Desaceleração econômica não tira Oracle da rota de investimentos no Brasil, garante CEO

Desaceleração econômica não tira Oracle da rota de investimentos no Brasil, garante CEO

Em sua terceira visita ao Brasil, a primeira desde que assumiu o cargo de CEO da Oracle, Mark Hurd não coloca uma possível desaceleração econômica na América Latina ou no Brasil como um obstáculo para manter seus investimentos na região. Pelo contrário, ele considera que esse é o momento certo de investir. Para o mercado brasileiro reserva ainda a inauguração de um data center no início do próximo ano, uma iniciativa anunciada na última vez que visitou o país.

Na avaliação do executivo, a América Latina é um mercado muito atrativo, citando Brasil, México, Chile, Colômbia e Argentina como focos de grande interesse da companhia. E não há instabilidade econômica que mude sua ideia, garante. “Nós investimentos na Europa, com países com forte desaceleração econômica, e crescemos”,observou Hurd. Para ele, a estratégia às vezes é fazer o contrário do que se espera.

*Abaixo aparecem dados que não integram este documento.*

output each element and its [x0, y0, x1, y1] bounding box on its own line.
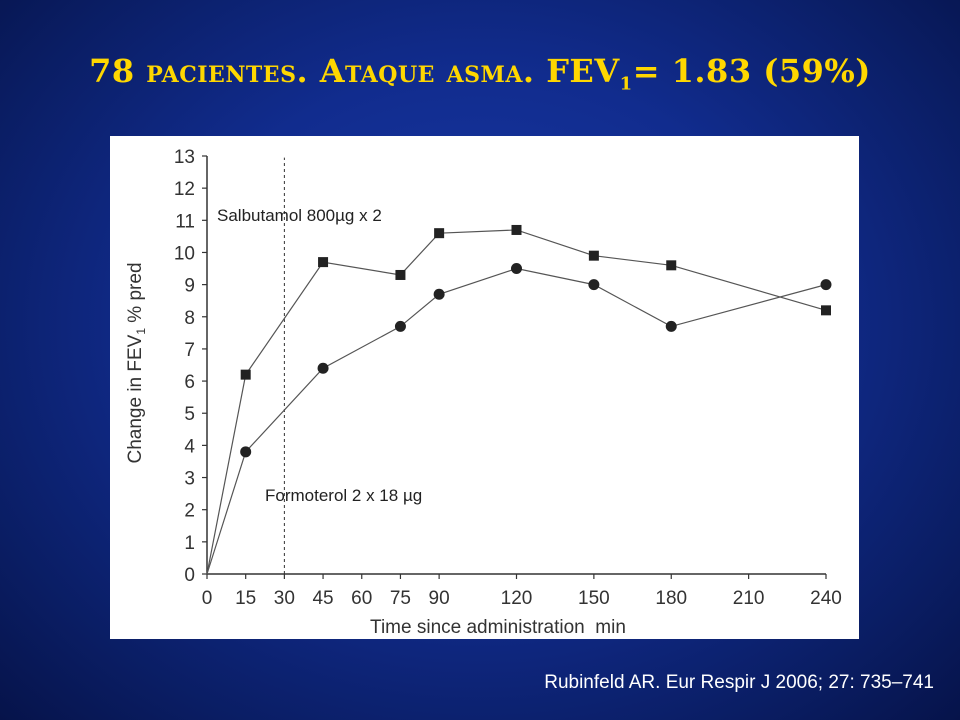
x-tick-label: 90: [429, 588, 450, 609]
slide-title-main: 78 pacientes. Ataque asma. FEV: [89, 52, 620, 90]
data-point-salbutamol: [511, 224, 522, 235]
data-point-salbutamol: [666, 260, 677, 271]
data-point-formoterol: [240, 446, 252, 458]
y-tick-label: 5: [184, 404, 195, 425]
data-point-salbutamol: [821, 305, 831, 316]
series-line-salbutamol: [206, 229, 827, 575]
data-point-formoterol: [433, 288, 445, 300]
slide-title-subscript: 1: [619, 73, 633, 95]
y-tick-label: 10: [174, 243, 195, 264]
x-tick-label: 120: [501, 588, 533, 609]
data-point-formoterol: [820, 279, 832, 291]
x-tick-label: 150: [578, 588, 610, 609]
y-tick-label: 12: [174, 179, 195, 200]
x-axis: 0 15 30 45 60 75 90 120 150 180 210 240: [202, 573, 842, 609]
x-tick-label: 15: [235, 588, 256, 609]
series-group: [206, 224, 832, 575]
data-point-salbutamol: [434, 228, 445, 239]
y-axis-title: Change in FEV1 % pred: [125, 262, 148, 463]
data-point-formoterol: [665, 320, 677, 332]
y-axis-title-subscript: 1: [134, 328, 148, 335]
data-point-salbutamol: [240, 369, 251, 380]
y-tick-label: 6: [184, 372, 195, 393]
data-point-formoterol: [588, 279, 600, 291]
data-point-salbutamol: [395, 269, 406, 280]
data-point-formoterol: [511, 263, 522, 275]
series-line-formoterol: [206, 267, 827, 575]
y-tick-label: 13: [174, 147, 195, 168]
slide-title-tail: = 1.83 (59%): [632, 52, 871, 90]
data-point-formoterol: [317, 362, 329, 374]
x-tick-label: 180: [655, 588, 687, 609]
data-point-salbutamol: [588, 250, 599, 261]
y-tick-label: 11: [175, 211, 195, 232]
data-point-salbutamol: [318, 257, 329, 268]
citation: Rubinfeld AR. Eur Respir J 2006; 27: 735…: [544, 672, 934, 693]
y-tick-label: 9: [184, 276, 195, 297]
slide-title: 78 pacientes. Ataque asma. FEV1= 1.83 (5…: [0, 52, 960, 94]
series-label-salbutamol: Salbutamol 800µg x 2: [217, 206, 382, 225]
chart-panel: 0 1 2 3 4 5 6 7 8 9 10 11 12 13 0 15 30 45 60 75 90 120 150 18…: [110, 136, 859, 639]
y-tick-label: 1: [184, 533, 195, 554]
y-tick-label: 7: [184, 340, 195, 361]
x-tick-label: 0: [202, 588, 213, 609]
y-tick-label: 0: [184, 565, 195, 586]
x-tick-label: 210: [733, 588, 765, 609]
y-tick-label: 4: [184, 436, 195, 457]
y-axis-title-prefix: Change in FEV: [125, 334, 146, 463]
y-axis-title-suffix: % pred: [125, 262, 146, 327]
y-tick-label: 8: [184, 308, 195, 329]
x-axis-title: Time since administration min: [370, 617, 626, 638]
x-tick-label: 30: [274, 588, 295, 609]
x-tick-label: 45: [312, 588, 333, 609]
x-tick-label: 75: [390, 588, 411, 609]
y-tick-label: 2: [184, 501, 195, 522]
series-label-formoterol: Formoterol 2 x 18 µg: [265, 486, 422, 505]
x-tick-label: 60: [351, 588, 372, 609]
x-tick-label: 240: [810, 588, 842, 609]
y-tick-label: 3: [184, 469, 195, 490]
data-point-formoterol: [394, 320, 406, 332]
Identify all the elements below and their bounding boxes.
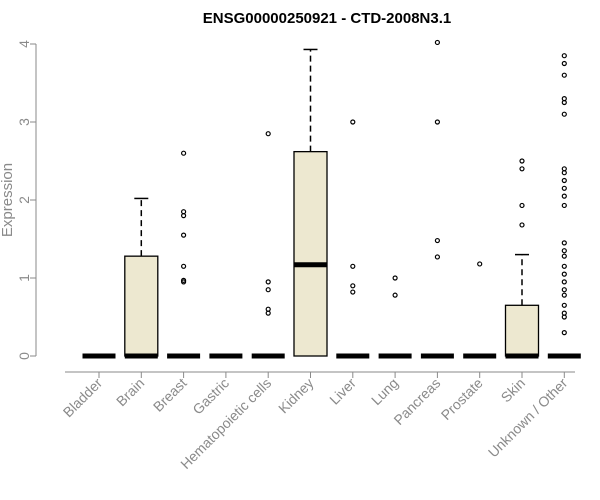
x-tick-label: Brain [113,375,147,409]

A inauguração do data center no Brasil, o primeiro na América Latina, reforça uma parte importante de sua estratégia que é a de garantir o crescimento em cloud. Hurd lembrou que a companhia conta com as três camadas de cloud, SaaS (software como serviço), PaaS (plataforma como serviço) e IaaS (infraestrutura como serviço), essa última funcionando mais como um passo para que os outros dois níveis sejam incorporados. Ele observou que há grande necessidade de diminuir a complexidade do gerenciamento de cloud, motivo pelo qual não acredita que os clientes busquem múltiplos fornecedores de nuvem. “Não há outro fornecedor com uma oferta completa como a nossa”, afirmou.

A Oracle realizou diversas aquisições, muitas em cloud, e esse movimento poderá se repetir. Mas Hurd ressaltou que a compra de novas empresas terá de atender aos critérios estratégicos e financeiros da corporação e o foco continua sendo as companhias que são líderes nas áreas que atuam.

Para o executivo, o papel da Oracle é o de ajudar seus clientes no processo de transformação digital a que todos estão sujeitos, da indústria ao consumidor. “Essa transformação está mudando a maneira como as empresas e seus clientes interagem”, observou. O comportamento do consumidor também assumiu novos perfis que desafiam as empresas. Ele comentou que uma companhia pode ter 95% de seus clientes satisfeitos mas se sentirem ameaças com 5% que falam de seus produtos nas redes sociais.

Para Hurd, Big Data é ter a informação certa, do consumidor certo no momento certo. Ele disse que trata-se de uma solução maior do que o BI e que na Oracle está presente, com outros nomes, em vários serviços oferecidos, como o de estratégia de retenção da base de clientes.

Hurd chegou à Oracle em 2010, como co-presidente da empresa e membro do Conselho de Administração. Em setembro, com a inesperada saída do CEO Larry Ellison, fundador da companhia, ele assumiu o cargo de CEO, dividindo as responsabilidades com Safra A. Catz com quem já compartilhava a co-presidência da corporação.